I had a nightmare last night. I was giving someone I love cpr and I was trying and trying for what seemed like hours but was really probably 15 minutes. I could feel my chest go in and out as air was going into his lungs in and out- I was counting to 8 as I pushed on his chest and every number I said out loud was like another punch into reality of what was happening. I can remember what I was thinking - please just throw up and start breathing like they do in the ER tv show. I was sweating and trying and trying and trying. I was waiting to hear the sirens in the background but they never came. I woke up on my side and when i opened my eyes I was staring at myself in my closet door mirrors. I wasnt sweating, I wasnt scared, I wasnt crying. I was just there.

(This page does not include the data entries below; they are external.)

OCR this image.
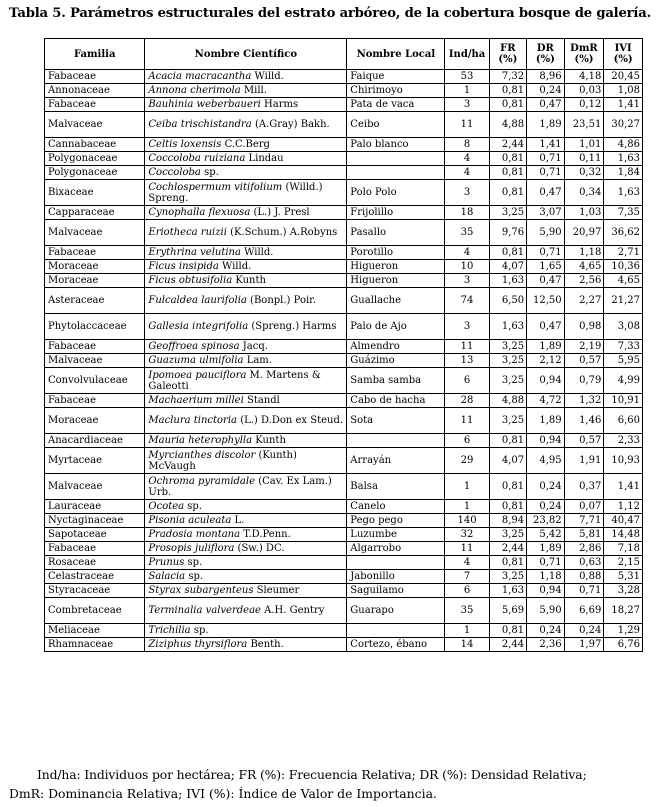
Tabla 5. Parámetros estructurales del estrato arbóreo, de la cobertura bosque de galería.
Familia	Nombre Científico	Nombre Local	Ind/ha	FR (%)	DR (%)	DmR (%)	IVI (%)
Fabaceae	Acacia macracantha Willd.	Faique	53	7,32	8,96	4,18	20,45
Annonaceae	Annona cherimola Mill.	Chirimoyo	1	0,81	0,24	0,03	1,08
Fabaceae	Bauhinia weberbaueri Harms	Pata de vaca	3	0,81	0,47	0,12	1,41
Malvaceae	Ceiba trischistandra (A.Gray) Bakh.	Ceibo	11	4,88	1,89	23,51	30,27
Cannabaceae	Celtis loxensis C.C.Berg	Palo blanco	8	2,44	1,41	1,01	4,86
Polygonaceae	Coccoloba ruiziana Lindau		4	0,81	0,71	0,11	1,63
Polygonaceae	Coccoloba sp.		4	0,81	0,71	0,32	1,84
Bixaceae	Cochlospermum vitifolium (Willd.) Spreng.	Polo Polo	3	0,81	0,47	0,34	1,63
Capparaceae	Cynophalla flexuosa (L.) J. Presl	Frijolillo	18	3,25	3,07	1,03	7,35
Malvaceae	Eriotheca ruizii (K.Schum.) A.Robyns	Pasallo	35	9,76	5,90	20,97	36,62
Fabaceae	Erythrina velutina Willd.	Porotillo	4	0,81	0,71	1,18	2,71
Moraceae	Ficus insipida Willd.	Higueron	10	4,07	1,65	4,65	10,36
Moraceae	Ficus obtusifolia Kunth	Higueron	3	1,63	0,47	2,56	4,65
Asteraceae	Fulcaldea laurifolia (Bonpl.) Poir.	Guallache	74	6,50	12,50	2,27	21,27
Phytolaccaceae	Gallesia integrifolia (Spreng.) Harms	Palo de Ajo	3	1,63	0,47	0,98	3,08
Fabaceae	Geoffroea spinosa Jacq.	Almendro	11	3,25	1,89	2,19	7,33
Malvaceae	Guazuma ulmifolia Lam.	Guázimo	13	3,25	2,12	0,57	5,95
Convolvulaceae	Ipomoea pauciflora M. Martens & Galeotti	Samba samba	6	3,25	0,94	0,79	4,99
Fabaceae	Machaerium millei Standl	Cabo de hacha	28	4,88	4,72	1,32	10,91
Moraceae	Maclura tinctoria (L.) D.Don ex Steud.	Sota	11	3,25	1,89	1,46	6,60
Anacardiaceae	Mauria heterophylla Kunth		6	0,81	0,94	0,57	2,33
Myrtaceae	Myrcianthes discolor (Kunth) McVaugh	Arrayán	29	4,07	4,95	1,91	10,93
Malvaceae	Ochroma pyramidale (Cav. Ex Lam.) Urb.	Balsa	1	0,81	0,24	0,37	1,41
Lauraceae	Ocotea sp.	Canelo	1	0,81	0,24	0,07	1,12
Nyctaginaceae	Pisonia aculeata L.	Pego pego	140	8,94	23,82	7,71	40,47
Sapotaceae	Pradosia montana T.D.Penn.	Luzumbe	32	3,25	5,42	5,81	14,48
Fabaceae	Prosopis juliflora (Sw.) DC.	Algarrobo	11	2,44	1,89	2,86	7,18
Rosaceae	Prunus sp.		4	0,81	0,71	0,63	2,15
Celastraceae	Salacia sp.	Jabonillo	7	3,25	1,18	0,88	5,31
Styracaceae	Styrax subargenteus Sleumer	Saguilamo	6	1,63	0,94	0,71	3,28
Combretaceae	Terminalia valverdeae A.H. Gentry	Guarapo	35	5,69	5,90	6,69	18,27
Meliaceae	Trichilia sp.		1	0,81	0,24	0,24	1,29
Rhamnaceae	Ziziphus thyrsiflora Benth.	Cortezo, ébano	14	2,44	2,36	1,97	6,76
Ind/ha: Individuos por hectárea; FR (%): Frecuencia Relativa; DR (%): Densidad Relativa;
DmR: Dominancia Relativa; IVI (%): Índice de Valor de Importancia.
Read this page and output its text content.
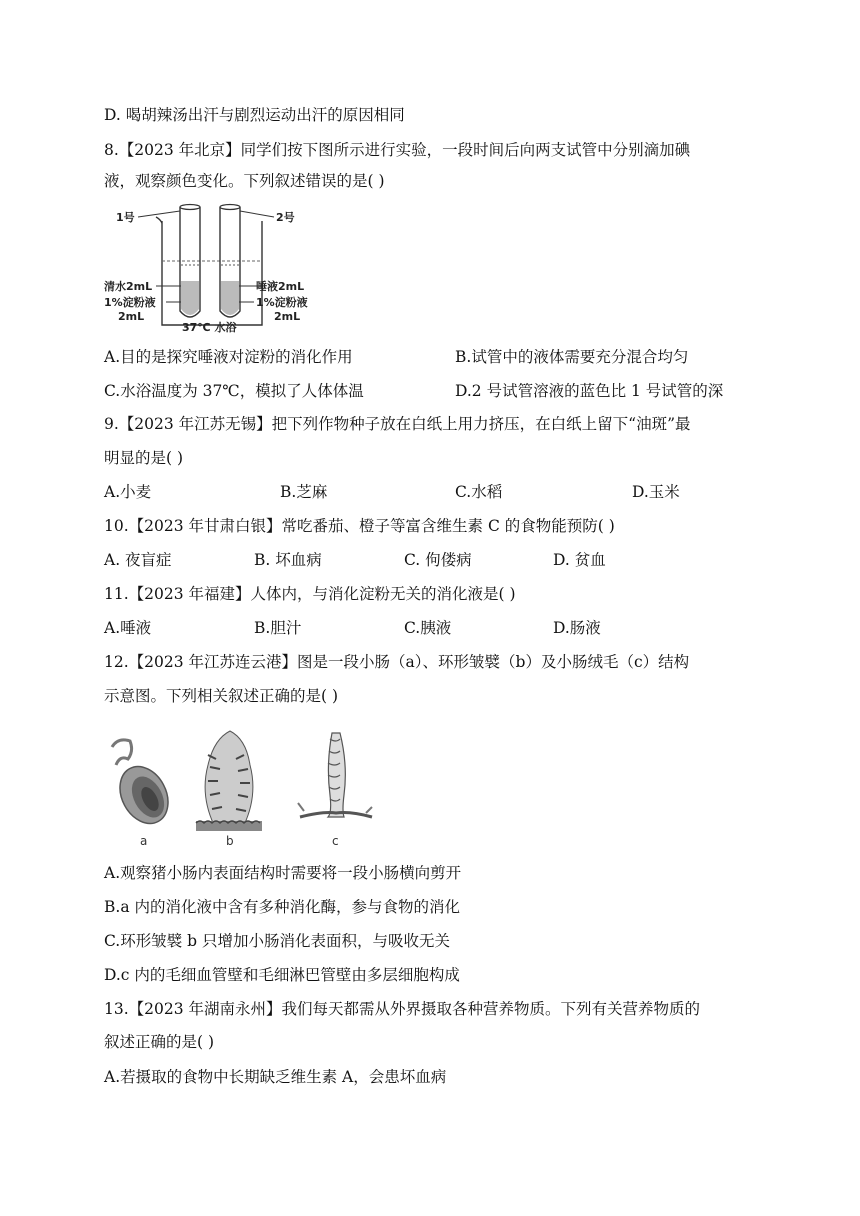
D. 喝胡辣汤出汗与剧烈运动出汗的原因相同
8.【2023 年北京】同学们按下图所示进行实验，一段时间后向两支试管中分别滴加碘
液，观察颜色变化。下列叙述错误的是( )
1号	2号
清水2mL
1%淀粉液
2mL
唾液2mL
1%淀粉液
2mL
37℃ 水浴
A.目的是探究唾液对淀粉的消化作用	B.试管中的液体需要充分混合均匀
C.水浴温度为 37℃，模拟了人体体温	D.2 号试管溶液的蓝色比 1 号试管的深
9.【2023 年江苏无锡】把下列作物种子放在白纸上用力挤压，在白纸上留下“油斑”最
明显的是( )
A.小麦	B.芝麻	C.水稻	D.玉米
10.【2023 年甘肃白银】常吃番茄、橙子等富含维生素 C 的食物能预防( )
A. 夜盲症	B. 坏血病	C. 佝偻病	D. 贫血
11.【2023 年福建】人体内，与消化淀粉无关的消化液是( )
A.唾液	B.胆汁	C.胰液	D.肠液
12.【2023 年江苏连云港】图是一段小肠（a）、环形皱襞（b）及小肠绒毛（c）结构
示意图。下列相关叙述正确的是( )
a	b	c
A.观察猪小肠内表面结构时需要将一段小肠横向剪开
B.a 内的消化液中含有多种消化酶，参与食物的消化
C.环形皱襞 b 只增加小肠消化表面积，与吸收无关
D.c 内的毛细血管壁和毛细淋巴管壁由多层细胞构成
13.【2023 年湖南永州】我们每天都需从外界摄取各种营养物质。下列有关营养物质的
叙述正确的是( )
A.若摄取的食物中长期缺乏维生素 A，会患坏血病
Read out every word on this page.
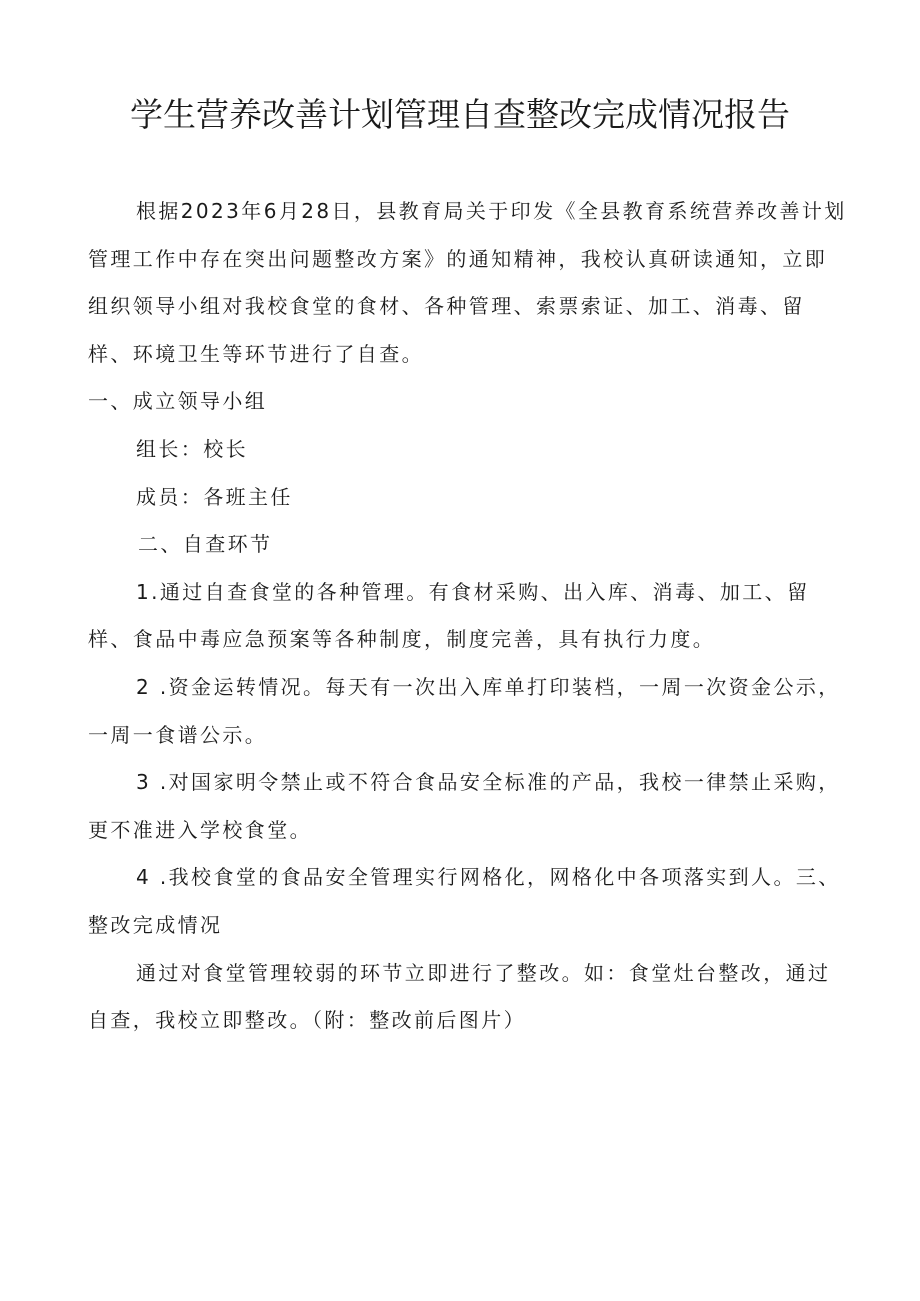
学生营养改善计划管理自查整改完成情况报告

根据2023年6月28日，县教育局关于印发《全县教育系统营养改善计划管理工作中存在突出问题整改方案》的通知精神，我校认真研读通知，立即组织领导小组对我校食堂的食材、各种管理、索票索证、加工、消毒、留样、环境卫生等环节进行了自查。

一、成立领导小组

组长：校长

成员：各班主任

二、自查环节

1.通过自查食堂的各种管理。有食材采购、出入库、消毒、加工、留样、食品中毒应急预案等各种制度，制度完善，具有执行力度。

2 .资金运转情况。每天有一次出入库单打印装档，一周一次资金公示，一周一食谱公示。

3 .对国家明令禁止或不符合食品安全标准的产品，我校一律禁止采购，更不准进入学校食堂。

4 .我校食堂的食品安全管理实行网格化，网格化中各项落实到人。三、整改完成情况

通过对食堂管理较弱的环节立即进行了整改。如：食堂灶台整改，通过自查，我校立即整改。（附：整改前后图片）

I had a funeral today for an old friends husband. 34 years old. He had cancer and has struggled for 4+ years through this horrible disease. So has his family. He died on Christmas Eve. An Angel going home. They talked about him being strong, fair, funny, the life of the party, romantic, loving and always positive. But the thing that stuck with me the most was he always had hope. Hope is what makes us keep going. Hope.
I look at my friend and hope that she can heal and live her life fully and happy with her 4 year old son.
Dealing with the loss of someone who has filled up your insides is completely exhausting.
I hope someday she can feel complete again.